What if you could get vaccinated with the ease of putting on an adhesive bandage? This is the promise of microneedle patches (MNP), which are essentially what they sound like. These would also have uses in diagnostics that might one day obliviate the need for drawing blood. The one major issue with MNPs is their manufacturing, which has been a laborious and highly manual process. In a recent paper in Nature Biotechnology researchers detail the construction and testing of a MNP printer, or microneedle vaccine printer (MVP) that can print dissolving polymers containing stabilized mRNA vaccine.

These mRNA strands are as usual encapsulated in a liquid nanoparticle container, which is mixed with the soluble and biocompatible polymer.

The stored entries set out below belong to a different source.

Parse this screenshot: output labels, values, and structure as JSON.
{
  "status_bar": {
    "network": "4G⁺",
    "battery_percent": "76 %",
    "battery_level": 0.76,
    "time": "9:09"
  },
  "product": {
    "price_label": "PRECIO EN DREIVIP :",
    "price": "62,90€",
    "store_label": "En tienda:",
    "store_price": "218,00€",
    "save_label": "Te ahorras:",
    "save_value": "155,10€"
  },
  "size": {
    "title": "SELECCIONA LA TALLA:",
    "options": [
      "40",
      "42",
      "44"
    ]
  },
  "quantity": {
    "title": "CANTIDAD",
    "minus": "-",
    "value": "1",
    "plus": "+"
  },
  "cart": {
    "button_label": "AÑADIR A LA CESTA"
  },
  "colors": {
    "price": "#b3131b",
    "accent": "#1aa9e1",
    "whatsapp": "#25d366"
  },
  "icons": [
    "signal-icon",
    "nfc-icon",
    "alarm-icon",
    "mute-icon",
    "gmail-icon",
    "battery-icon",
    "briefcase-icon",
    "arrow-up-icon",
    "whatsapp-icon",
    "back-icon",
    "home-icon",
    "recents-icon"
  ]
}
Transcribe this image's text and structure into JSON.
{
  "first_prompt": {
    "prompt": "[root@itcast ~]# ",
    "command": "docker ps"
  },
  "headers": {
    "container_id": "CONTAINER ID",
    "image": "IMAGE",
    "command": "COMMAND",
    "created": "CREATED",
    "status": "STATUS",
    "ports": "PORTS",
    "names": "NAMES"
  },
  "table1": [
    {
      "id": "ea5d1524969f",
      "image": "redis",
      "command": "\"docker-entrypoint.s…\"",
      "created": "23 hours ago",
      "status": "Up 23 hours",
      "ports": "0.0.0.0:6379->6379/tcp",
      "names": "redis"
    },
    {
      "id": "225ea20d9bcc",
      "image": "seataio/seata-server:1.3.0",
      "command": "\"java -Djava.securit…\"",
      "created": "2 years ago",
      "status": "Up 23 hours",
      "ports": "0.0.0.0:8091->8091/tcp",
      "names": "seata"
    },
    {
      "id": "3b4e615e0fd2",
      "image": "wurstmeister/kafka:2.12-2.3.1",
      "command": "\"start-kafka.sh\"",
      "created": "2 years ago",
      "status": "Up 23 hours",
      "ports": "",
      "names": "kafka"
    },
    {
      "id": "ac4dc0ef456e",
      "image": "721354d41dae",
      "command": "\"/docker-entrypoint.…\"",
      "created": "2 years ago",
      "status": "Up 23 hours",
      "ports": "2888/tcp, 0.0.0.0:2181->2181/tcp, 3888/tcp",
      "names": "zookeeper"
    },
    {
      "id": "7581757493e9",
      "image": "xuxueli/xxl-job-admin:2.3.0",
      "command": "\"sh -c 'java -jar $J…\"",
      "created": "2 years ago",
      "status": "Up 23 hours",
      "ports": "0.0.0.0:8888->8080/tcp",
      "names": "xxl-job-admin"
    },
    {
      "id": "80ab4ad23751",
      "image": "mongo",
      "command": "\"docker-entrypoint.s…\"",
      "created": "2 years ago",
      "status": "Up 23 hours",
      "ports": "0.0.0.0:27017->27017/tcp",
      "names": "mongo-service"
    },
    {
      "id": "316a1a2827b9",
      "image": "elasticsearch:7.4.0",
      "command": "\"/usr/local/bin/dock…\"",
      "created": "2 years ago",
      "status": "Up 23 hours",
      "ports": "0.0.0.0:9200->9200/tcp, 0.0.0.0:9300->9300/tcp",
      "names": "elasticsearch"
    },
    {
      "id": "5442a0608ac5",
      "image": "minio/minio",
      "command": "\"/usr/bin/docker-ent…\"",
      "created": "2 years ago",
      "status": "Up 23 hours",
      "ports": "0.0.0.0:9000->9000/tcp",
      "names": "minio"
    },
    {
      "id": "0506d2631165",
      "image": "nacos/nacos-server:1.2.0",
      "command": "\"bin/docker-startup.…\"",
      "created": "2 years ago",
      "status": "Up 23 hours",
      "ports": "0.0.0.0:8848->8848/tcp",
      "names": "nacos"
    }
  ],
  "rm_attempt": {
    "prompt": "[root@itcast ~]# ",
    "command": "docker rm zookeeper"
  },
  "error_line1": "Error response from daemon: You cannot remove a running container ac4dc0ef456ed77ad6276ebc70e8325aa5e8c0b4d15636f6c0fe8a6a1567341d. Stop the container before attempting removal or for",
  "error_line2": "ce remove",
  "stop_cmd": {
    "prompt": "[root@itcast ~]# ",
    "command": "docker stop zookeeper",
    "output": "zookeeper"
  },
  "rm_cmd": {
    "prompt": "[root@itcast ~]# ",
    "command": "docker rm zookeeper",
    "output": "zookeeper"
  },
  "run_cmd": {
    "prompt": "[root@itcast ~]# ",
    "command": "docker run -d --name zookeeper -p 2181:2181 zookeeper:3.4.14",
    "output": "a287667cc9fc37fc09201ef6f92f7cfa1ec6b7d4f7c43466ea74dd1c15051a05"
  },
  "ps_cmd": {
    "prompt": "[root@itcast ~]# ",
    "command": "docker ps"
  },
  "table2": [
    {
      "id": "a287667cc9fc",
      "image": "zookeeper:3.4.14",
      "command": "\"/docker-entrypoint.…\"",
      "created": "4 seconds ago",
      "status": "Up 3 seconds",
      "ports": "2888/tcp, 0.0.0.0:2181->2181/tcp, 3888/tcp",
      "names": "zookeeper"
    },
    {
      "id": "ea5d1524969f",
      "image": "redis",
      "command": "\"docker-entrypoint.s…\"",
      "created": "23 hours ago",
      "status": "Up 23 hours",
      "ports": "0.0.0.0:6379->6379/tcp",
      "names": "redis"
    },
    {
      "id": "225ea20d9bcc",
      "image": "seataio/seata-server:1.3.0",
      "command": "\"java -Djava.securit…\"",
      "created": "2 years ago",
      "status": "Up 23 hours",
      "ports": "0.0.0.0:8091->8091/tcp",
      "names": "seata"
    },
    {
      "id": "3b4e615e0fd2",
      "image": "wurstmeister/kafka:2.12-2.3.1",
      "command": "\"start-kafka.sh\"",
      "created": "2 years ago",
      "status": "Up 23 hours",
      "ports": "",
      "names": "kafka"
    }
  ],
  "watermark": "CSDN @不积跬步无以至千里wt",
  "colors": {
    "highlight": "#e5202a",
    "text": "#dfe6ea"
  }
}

This mixture is then added to a mold and dried, after which it retains the microneedle structure of the mold. On tests involving pig skin, the MNPs were capable of penetrating the skin and delivering the vaccine contained in the needles. Produced patches were shown to be shelf-stable for at least six months, which would make these ideal for vaccine distribution in areas where refrigeration and similar are problematic.

Using MNPs for delivering vaccines has previously been researched for e.g. delivering rotavirus and poliovirus vaccine, and a 2021 study in Nature Biomedical Engineering looked at the viability of using MNPs to rapidly sample protein biomarkers in interstitial fluid, which could make diagnostics for certain biomarkers as uncomplicated as putting on the patch, removing it and examining it, removing the need for drawing blood or sampling large amounts of interstitial fluid for external analysis.

If the concept of the MVP and similar MNP printers can be commercialized, it might make it possible to strongly shorten the supply chain for vaccines in less developed regions, while also enabling diagnostics that are very costly and cumbersome today.